Skandalöse Geschichten
Femme fatale Sharon Stone konnte nur staunen - die Berlinale lag den kleinen Britinnen Judi Dench und Marianne Faithfull zu Füßen.
Da versucht die arme Sharon Stone in "When A Man Falls In The Forest" als verwahrloste Frau zu überzeugen, und doch dreht sich die erste Frage auf der Pressekonferenz nur um ihren Durchbruchsfilm "Basic Instinct". Stone, diesmal ganz seriös im Anzug, nahm's gelassen. Genauso wie die Zuschauer ihren Film. Er ist so langatmig, dass keiner darüber spricht.
Ganz anders ist das bei "Tagebuch eines Skandals", einem düsteren Drama allererster Güte: Judi Dench macht als krankhaft nach Zuneigung gierende Lehrerin einer Kollegin, die eine Affäre mit einem Schüler hat, das Leben zur Hölle.
"When A Man Falls In The Forest": Stone und Hutton als einfache Menschen im Mittleren Westen der USA (Foto: Insight Film)
Bei "Tagebuch eines Skandals" stimmt vom Spiel über die Besetzung bis hin zum Script einfach alles! Besonders Judi Dench erntete nach der Vorführung tosenden Applaus.
Dame Judy Dench hat Humor. Auf die Frage, ob man ihr wegen der anstehenden Oscar-Verleihung Hals und Beinbruch wünschen dürfe, konterte sie:" Hals und Beinbruch? Tatsächlich wird mein Bein bald gebrochen. Ich muss mich einer Knieoperation unterziehen! Danach bin ich viel größer!" Und was ist die Moral von diesem Film, Frau Dench? "Hüten Sie sich vor Mitmenschen, die extrem einsam sind.

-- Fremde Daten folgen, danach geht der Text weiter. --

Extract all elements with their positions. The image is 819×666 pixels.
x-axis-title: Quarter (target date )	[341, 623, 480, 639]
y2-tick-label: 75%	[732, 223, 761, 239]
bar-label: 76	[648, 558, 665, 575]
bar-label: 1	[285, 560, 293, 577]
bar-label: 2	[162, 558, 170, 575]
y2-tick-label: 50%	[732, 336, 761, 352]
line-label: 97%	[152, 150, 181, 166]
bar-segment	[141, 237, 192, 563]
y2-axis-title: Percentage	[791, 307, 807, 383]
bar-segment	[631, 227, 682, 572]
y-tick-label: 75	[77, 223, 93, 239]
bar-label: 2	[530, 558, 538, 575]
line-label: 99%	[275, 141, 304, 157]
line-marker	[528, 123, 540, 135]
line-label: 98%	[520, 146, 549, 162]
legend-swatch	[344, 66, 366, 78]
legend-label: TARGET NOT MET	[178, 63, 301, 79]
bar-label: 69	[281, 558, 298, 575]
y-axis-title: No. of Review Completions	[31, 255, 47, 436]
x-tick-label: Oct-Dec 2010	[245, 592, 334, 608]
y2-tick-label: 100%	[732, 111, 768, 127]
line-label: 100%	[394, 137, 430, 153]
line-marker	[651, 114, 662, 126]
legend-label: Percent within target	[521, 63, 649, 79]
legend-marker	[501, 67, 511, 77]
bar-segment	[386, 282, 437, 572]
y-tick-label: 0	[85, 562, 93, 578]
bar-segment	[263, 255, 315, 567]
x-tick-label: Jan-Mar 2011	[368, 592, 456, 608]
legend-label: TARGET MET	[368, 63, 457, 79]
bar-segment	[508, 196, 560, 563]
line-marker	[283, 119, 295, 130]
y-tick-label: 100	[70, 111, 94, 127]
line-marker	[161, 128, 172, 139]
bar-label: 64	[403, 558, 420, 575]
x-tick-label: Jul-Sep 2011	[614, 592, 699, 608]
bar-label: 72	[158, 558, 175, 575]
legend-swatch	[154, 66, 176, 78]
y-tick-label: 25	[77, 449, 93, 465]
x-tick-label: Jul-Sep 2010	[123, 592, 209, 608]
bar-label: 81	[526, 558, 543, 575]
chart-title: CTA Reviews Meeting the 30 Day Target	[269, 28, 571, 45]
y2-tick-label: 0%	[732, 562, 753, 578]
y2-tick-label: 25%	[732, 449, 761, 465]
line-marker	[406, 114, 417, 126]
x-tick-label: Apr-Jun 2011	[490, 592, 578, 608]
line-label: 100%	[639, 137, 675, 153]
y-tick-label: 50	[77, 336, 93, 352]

Laden Sie sie bloß nicht zum Tee ein!"
Einen Tag später schoss dann Sängerin und Schauspielerin Marianne Faithfull mit "Irina Palm" den bisher größten Berlinale-Vogel ab. Stellen Sie sich vor, Ihre Mutter nimmt aus Geldnot einen Job in einem Sexetablissement an, und da sie ihre zarten Hände an den besten Stücken der Kunden wie keine Zweite einzusetzen weiß, rollt bald der Rubel.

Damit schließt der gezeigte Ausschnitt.